Dr Cynthia Magro, Professor of Pathology and Laboratory Medicine at Weill Cornell Medical College suggested eculizumab (Soliris) for a Degos patient in NYC. The first miracle for Dr Shapiro was learning of this three weeks later when his patient was deathly ill. One year later, despite ongoing eculizumab, he had disease progression. The second miracle was when a woman with scleroderma and Degos was placed on treprostinil for pulmonary hypertension and came in three months later to report her skin lesions had almost resolved, though that was totally unanticipated. Dr Shapiro got the medication for his young patient and he too responded.

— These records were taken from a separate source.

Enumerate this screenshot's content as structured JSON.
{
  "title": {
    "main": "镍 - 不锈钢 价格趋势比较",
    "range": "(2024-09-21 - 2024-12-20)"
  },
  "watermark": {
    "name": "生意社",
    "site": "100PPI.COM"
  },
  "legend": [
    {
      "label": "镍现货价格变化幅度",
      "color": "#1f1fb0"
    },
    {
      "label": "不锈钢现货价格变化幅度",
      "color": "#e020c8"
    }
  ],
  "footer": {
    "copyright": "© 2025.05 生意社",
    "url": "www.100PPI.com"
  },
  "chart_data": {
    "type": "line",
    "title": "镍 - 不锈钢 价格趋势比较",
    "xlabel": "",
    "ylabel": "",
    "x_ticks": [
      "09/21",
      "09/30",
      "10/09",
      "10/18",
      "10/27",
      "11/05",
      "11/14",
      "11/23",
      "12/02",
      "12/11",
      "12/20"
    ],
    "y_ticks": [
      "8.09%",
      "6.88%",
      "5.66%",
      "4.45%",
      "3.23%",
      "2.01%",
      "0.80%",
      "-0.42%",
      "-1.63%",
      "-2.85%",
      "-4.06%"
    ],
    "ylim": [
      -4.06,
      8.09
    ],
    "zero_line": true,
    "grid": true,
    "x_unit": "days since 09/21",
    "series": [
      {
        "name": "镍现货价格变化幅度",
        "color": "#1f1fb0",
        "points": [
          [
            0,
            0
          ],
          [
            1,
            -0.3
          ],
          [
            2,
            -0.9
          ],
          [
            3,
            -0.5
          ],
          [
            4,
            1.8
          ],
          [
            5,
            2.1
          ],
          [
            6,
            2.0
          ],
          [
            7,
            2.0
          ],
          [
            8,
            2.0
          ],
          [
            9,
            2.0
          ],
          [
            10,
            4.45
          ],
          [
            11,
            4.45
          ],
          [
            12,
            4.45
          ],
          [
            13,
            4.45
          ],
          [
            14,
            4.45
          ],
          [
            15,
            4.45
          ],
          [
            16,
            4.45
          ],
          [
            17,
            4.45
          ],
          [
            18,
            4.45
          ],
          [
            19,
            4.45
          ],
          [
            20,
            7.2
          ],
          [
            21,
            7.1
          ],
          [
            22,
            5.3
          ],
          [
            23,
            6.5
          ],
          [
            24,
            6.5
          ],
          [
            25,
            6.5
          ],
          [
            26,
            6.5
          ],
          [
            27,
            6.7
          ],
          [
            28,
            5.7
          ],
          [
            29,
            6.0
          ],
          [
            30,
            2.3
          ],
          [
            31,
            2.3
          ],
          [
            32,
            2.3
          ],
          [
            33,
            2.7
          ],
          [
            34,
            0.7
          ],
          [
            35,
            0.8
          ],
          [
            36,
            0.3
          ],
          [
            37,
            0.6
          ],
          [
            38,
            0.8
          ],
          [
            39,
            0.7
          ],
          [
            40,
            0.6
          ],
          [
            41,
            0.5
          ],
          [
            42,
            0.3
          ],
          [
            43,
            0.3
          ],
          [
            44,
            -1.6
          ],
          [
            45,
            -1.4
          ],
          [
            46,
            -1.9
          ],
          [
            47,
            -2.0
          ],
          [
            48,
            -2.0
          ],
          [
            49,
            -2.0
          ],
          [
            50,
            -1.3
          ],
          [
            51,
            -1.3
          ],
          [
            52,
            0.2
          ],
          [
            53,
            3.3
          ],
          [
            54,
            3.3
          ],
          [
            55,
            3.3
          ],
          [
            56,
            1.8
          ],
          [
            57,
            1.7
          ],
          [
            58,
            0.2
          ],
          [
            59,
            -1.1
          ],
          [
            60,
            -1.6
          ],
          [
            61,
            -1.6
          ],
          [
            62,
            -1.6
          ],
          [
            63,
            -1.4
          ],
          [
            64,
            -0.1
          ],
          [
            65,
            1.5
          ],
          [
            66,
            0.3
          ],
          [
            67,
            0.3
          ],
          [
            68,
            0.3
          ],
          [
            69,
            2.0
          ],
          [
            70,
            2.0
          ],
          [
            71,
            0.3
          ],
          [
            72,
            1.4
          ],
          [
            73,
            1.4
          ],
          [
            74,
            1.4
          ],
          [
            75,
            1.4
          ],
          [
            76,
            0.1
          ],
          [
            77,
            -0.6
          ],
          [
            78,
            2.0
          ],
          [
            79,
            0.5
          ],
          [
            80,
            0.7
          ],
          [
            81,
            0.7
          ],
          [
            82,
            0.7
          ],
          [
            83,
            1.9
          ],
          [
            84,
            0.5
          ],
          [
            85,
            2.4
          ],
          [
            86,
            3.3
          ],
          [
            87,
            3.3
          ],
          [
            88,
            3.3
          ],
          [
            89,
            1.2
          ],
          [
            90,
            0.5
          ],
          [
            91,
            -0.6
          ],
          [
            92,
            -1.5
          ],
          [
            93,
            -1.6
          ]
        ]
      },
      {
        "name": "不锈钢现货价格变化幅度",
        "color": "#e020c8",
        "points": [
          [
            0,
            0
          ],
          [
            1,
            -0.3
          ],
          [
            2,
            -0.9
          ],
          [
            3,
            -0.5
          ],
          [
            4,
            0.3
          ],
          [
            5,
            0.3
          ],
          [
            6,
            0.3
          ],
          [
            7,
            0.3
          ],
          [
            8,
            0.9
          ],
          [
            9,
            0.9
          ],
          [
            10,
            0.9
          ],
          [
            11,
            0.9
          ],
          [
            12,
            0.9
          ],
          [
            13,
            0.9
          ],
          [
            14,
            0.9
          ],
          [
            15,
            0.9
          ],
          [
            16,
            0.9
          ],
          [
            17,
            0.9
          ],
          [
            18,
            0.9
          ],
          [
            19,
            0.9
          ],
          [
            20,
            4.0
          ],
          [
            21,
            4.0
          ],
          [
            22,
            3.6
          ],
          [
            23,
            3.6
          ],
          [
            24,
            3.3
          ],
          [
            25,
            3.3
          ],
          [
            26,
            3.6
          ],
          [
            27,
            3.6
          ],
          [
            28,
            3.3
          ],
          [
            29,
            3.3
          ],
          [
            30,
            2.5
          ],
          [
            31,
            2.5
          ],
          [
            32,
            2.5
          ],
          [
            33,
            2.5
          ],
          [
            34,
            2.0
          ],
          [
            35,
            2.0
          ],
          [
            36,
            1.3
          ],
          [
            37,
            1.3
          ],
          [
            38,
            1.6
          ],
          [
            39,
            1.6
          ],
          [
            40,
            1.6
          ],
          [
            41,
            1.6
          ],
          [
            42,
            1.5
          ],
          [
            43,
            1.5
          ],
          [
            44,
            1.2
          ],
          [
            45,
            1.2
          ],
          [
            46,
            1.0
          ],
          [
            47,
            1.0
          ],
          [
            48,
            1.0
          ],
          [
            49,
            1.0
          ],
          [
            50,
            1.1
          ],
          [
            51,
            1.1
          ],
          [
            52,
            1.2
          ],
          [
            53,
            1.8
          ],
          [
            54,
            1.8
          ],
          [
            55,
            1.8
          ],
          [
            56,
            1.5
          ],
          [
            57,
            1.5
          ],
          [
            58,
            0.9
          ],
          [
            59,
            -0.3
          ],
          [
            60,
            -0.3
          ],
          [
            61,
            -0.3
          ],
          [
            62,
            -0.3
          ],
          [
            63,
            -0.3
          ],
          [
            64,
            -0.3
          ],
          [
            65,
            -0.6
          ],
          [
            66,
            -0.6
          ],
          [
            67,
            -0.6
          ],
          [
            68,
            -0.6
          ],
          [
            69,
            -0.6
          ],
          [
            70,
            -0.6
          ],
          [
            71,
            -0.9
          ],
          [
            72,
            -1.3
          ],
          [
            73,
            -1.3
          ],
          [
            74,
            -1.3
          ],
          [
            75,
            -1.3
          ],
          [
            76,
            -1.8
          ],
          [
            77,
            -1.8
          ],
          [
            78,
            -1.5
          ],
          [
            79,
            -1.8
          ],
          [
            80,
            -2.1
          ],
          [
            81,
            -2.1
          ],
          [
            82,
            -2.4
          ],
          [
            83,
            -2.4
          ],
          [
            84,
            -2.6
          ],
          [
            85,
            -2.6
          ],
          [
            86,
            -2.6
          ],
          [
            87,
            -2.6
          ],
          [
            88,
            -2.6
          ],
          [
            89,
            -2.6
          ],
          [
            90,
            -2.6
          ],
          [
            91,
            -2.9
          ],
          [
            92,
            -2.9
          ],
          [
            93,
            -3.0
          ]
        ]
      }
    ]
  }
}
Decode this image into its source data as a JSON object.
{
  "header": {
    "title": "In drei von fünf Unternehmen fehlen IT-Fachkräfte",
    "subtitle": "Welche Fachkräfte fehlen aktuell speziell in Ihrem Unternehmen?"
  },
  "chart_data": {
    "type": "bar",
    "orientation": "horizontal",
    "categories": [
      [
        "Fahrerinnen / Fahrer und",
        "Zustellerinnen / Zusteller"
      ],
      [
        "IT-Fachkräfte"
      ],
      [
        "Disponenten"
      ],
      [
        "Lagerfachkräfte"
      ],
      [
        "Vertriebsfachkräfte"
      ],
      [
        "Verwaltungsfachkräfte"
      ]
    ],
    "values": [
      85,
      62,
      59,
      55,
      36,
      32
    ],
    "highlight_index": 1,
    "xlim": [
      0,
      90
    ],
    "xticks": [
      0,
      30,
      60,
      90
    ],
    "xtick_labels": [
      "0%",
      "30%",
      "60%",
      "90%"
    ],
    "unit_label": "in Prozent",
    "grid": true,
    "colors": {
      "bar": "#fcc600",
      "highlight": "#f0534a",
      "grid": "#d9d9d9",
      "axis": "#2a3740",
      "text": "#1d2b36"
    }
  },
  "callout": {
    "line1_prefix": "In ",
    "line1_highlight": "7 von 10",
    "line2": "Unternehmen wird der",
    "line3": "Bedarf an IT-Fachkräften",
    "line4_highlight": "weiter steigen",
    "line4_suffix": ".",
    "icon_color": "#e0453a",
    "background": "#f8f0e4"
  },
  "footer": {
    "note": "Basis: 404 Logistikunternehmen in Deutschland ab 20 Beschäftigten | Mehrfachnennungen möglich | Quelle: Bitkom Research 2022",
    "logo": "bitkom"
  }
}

His case can be read here: http://www.the-rheumatologist.org/article/malignant-atrophic-papulosis-i…
The turnaround was so stunning that the doctors describe it as a life altering event for themselves too.
Dr Shapiro now has four patients on combined treprostinil and eculizumab, all doing well: well enough to finish college, work, even get married…..they are all working.
Degos is one of the rarest conditions in the world; eculizumab (Soliris) is the most expensive treatment in the world, at nearly £350,000 per patient per year. How ironic – and utterly tragic for those seeking help. Imagine the reaction of any commissioning health authority, faced with this. Alexion make Soliris for less than 1% of this cost. I wish I knew why Degos disease apparently burned itself out in my case. I have healed scars, no pain from the disease and am living a normal life. If only that could be said for those whose disease progressed to a systemic form.
No-one yet knows why some seem to have the benign form, when others develop lesions in their GI tract, CNS, eyes or bladder and who then face a very poor prognosis unless they are millionaires and can afford the unacceptable cost of the treatments known to alleviate the symptoms.
degosdisease.org now exists as a hub for information, support and contact, for patients, carers and medical professionals, wherever they are. There are links to papers, images and videos of presentations, as well as forums for patients and doctors.
After July 2016 I will be able to add more, as we are planning a conference in Saratoga Springs, NY, with specialists and patients attending.
Now a public relations firm in Saratoga Springs with a mission of developing communities of individuals with rare diseases have become new partners in the work, taking on assisting the Degos community as a pro bono project: after years of lonely slog, perhaps the time has come at last when I can hand over the reins of Degos patient support to professionals.